Otsego Area Rowing to compete in two regional events
BY TED POTRIKUS • Special to www.AllOTSEGO.com
Four members of Otsego Area Rowing (OAR) will go to Boston, Massachusetts this weekend to race in the world’s biggest two-day rowing event, the Head of the Charles Regatta.
Lang Keith, Laura Kilty, Joe Novitski, and OAR founder and coach Andrea Thies, a two-time Olympian, compete with international rowers in mixed-double and single-rower events taking place on the city’s famed Charles River.
One week later, OAR sends more rowers, including youth members Creighton Williams, Charlotte Feury and Isabel Dudek to the Head of the Fish event on the Fish River, a few miles outside Saratoga Springs. Thies, Alison Lord, Faith Gay and Abby Rodd will race in the Women’s Masters Quad.
The club, a not-for-profit organization founded in 2017 to introduce local residents to the sport, is based at Brookwood Point on Otsego Lake.
OAR is open to rowers of all ages and any level of experience. This year, OAR hosted more than a dozen adults new to rowing and a similar number of youth rowers during week-long summer camps. OAR racers come from Cooperstown, Oneonta, Cherry Valley, Richfield Springs and West Winfield.
“We try to find a way to make rowing more approachable,” Thies said. “A big part of our mission is to give access to the equipment, to knock down the barriers and work with people who might not think about rowing as a lifetime sport they can enjoy.”

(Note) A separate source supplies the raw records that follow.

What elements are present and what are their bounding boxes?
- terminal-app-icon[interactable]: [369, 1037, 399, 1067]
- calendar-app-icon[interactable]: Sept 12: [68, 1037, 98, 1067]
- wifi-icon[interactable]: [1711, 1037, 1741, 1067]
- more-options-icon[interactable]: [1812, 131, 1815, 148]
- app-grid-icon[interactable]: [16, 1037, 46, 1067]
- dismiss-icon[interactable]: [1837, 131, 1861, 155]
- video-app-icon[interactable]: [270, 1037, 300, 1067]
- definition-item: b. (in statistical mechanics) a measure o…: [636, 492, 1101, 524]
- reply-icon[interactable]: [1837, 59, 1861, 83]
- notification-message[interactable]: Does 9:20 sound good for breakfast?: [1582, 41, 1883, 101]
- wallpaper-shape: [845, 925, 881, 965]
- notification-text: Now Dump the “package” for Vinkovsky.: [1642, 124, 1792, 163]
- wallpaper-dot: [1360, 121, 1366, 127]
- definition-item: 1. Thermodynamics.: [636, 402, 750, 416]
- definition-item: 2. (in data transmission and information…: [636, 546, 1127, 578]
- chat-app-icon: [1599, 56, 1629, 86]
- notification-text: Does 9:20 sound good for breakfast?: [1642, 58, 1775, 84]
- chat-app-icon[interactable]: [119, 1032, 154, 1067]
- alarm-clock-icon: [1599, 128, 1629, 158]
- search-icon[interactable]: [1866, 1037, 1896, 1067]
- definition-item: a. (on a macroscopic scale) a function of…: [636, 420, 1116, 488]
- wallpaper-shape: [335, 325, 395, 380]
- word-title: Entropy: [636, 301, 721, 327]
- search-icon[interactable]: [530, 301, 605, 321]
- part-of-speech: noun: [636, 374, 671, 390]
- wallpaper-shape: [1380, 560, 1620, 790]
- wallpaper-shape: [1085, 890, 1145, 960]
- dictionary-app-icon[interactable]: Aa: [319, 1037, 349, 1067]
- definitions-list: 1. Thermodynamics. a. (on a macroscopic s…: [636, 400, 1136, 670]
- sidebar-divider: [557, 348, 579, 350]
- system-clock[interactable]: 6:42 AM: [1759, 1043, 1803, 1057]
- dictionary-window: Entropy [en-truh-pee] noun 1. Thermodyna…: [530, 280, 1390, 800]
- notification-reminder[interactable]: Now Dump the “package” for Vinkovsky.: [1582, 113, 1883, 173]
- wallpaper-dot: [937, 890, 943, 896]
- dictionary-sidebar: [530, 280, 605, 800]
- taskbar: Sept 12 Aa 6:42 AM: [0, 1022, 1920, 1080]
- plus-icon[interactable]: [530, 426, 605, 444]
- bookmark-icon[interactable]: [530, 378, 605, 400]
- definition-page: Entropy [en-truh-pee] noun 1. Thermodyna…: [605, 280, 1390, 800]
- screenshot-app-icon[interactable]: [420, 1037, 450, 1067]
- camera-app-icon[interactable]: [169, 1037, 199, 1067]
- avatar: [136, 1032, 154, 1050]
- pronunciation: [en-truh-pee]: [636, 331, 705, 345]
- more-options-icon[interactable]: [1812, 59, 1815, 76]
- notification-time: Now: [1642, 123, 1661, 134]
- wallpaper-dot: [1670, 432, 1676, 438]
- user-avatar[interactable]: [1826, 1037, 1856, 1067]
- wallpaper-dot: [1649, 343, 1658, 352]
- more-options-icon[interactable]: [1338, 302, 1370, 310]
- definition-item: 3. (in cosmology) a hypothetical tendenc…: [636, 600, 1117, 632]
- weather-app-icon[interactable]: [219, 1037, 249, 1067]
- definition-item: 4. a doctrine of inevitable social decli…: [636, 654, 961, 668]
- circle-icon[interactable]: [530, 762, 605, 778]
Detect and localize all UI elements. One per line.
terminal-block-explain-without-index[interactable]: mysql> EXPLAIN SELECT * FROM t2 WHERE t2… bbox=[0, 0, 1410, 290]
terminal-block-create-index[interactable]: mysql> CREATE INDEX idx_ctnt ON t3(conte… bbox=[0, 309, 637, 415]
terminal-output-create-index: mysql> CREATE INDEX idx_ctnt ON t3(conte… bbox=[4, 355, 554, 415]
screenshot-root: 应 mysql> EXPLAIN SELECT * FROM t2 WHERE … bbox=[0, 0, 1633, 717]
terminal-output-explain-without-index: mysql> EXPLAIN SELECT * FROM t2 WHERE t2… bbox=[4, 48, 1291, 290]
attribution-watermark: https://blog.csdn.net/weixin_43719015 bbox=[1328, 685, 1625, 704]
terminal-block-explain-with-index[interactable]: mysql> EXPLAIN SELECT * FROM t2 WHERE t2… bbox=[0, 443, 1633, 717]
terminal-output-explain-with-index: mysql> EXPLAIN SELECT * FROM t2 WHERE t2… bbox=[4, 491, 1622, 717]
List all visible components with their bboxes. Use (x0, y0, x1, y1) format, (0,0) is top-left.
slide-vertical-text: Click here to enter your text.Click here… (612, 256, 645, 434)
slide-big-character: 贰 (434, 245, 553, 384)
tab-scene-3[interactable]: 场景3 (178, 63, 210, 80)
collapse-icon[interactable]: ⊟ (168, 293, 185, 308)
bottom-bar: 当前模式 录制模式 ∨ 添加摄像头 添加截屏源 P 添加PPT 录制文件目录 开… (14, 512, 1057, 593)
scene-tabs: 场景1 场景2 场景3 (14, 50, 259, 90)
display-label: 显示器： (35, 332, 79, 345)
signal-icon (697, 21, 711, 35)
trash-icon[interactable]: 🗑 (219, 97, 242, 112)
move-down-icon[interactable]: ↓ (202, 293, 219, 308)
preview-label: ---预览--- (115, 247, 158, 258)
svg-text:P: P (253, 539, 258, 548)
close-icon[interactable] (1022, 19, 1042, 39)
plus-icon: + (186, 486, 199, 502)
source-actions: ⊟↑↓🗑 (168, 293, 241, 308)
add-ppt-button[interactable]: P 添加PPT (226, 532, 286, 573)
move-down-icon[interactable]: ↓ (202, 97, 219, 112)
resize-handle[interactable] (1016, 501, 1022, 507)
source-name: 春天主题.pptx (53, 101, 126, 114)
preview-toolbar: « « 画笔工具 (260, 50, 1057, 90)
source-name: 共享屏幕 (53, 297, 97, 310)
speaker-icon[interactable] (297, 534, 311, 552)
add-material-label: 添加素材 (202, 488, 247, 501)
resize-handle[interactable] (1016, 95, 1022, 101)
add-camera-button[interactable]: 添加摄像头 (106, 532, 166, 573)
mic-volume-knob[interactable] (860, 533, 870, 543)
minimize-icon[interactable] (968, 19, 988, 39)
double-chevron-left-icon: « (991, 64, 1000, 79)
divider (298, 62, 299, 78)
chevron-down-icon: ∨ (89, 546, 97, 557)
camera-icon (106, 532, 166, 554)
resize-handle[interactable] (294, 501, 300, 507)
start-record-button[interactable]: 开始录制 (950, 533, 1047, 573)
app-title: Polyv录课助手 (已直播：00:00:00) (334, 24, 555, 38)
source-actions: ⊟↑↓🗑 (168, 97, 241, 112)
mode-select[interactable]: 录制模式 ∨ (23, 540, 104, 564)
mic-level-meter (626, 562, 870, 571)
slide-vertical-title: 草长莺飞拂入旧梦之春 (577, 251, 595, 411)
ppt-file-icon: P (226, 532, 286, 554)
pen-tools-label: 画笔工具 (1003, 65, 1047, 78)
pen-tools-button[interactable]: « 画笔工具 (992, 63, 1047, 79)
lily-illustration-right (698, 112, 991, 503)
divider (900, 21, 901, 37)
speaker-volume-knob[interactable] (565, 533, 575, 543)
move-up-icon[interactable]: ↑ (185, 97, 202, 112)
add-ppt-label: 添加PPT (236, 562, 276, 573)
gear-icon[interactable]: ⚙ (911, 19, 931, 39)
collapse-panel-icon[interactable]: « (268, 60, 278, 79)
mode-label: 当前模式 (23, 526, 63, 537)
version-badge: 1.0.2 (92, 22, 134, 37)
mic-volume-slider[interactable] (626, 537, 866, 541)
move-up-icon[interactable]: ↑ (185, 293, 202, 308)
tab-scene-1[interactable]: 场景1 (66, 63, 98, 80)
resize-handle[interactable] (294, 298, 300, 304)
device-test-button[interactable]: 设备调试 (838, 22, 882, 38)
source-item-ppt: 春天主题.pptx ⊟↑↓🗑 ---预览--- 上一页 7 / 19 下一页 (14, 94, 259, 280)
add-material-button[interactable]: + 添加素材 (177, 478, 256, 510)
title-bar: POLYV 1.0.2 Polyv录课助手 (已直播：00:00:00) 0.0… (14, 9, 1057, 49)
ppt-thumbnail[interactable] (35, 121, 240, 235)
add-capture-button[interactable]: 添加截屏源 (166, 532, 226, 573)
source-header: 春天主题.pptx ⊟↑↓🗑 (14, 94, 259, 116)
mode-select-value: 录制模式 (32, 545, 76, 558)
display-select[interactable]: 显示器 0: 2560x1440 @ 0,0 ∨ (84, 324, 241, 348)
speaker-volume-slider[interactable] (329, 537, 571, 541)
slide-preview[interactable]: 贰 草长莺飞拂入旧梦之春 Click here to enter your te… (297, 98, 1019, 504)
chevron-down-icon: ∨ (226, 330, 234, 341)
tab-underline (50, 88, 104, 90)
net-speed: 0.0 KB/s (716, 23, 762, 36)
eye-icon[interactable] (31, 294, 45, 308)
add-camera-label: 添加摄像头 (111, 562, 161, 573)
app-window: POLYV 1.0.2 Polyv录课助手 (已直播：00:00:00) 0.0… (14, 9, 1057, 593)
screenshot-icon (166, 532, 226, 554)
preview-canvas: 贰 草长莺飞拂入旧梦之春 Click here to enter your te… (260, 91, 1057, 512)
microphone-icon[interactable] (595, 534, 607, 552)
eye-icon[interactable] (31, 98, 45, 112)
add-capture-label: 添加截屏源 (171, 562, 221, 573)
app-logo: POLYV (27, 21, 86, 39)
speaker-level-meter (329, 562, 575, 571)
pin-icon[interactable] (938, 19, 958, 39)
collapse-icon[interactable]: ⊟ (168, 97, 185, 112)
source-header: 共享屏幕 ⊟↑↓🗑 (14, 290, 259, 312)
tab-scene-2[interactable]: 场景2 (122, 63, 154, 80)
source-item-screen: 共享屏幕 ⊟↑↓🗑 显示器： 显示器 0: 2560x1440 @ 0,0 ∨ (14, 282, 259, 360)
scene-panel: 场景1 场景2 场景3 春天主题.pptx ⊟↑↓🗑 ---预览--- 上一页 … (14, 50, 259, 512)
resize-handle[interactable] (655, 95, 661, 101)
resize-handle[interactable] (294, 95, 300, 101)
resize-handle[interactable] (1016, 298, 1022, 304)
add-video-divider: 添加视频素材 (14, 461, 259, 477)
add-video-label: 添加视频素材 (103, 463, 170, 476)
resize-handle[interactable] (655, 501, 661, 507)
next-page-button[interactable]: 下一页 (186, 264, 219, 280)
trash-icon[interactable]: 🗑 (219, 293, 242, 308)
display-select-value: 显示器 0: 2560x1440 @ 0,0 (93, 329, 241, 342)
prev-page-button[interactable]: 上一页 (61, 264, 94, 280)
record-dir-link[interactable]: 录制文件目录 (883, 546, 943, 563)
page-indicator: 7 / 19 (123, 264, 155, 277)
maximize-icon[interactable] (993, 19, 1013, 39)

OAR stresses a safety-first regimen focused on rowing basics, steering, proper procedure and navigation. The club’s leaders, Thies and Steve Bohler, are certified U.S. Rowing Level 2 coaches.
“When you’re out racing, it can get pretty intense,” Thies said. “It’s not necessarily a Zen-like experience. You’re going to pass or be passed by other rowers. You’ve got buoys, bridges, and other boats. On the lake, we coach our rowers to be aware of motorboats, swimmers, sailboats.”
Thies said she and the board members guiding OAR hope to expand outreach to area schools, and revisit adaptive programs with revamped equipment for rowers who might require additional assistance.
“Rowing really is for anyone who loves to be outdoors,” she said, recounting her own experience as a Paralympic coach.
“People here had been rowing on their own for years,” Theis continued. “OAR tries to bring them all together in an organized way. Little by little it’s starting to happen. So many people are pulling up their sleeves to literally build this club from the bottom up, and they make my own experience of rowing a joy.”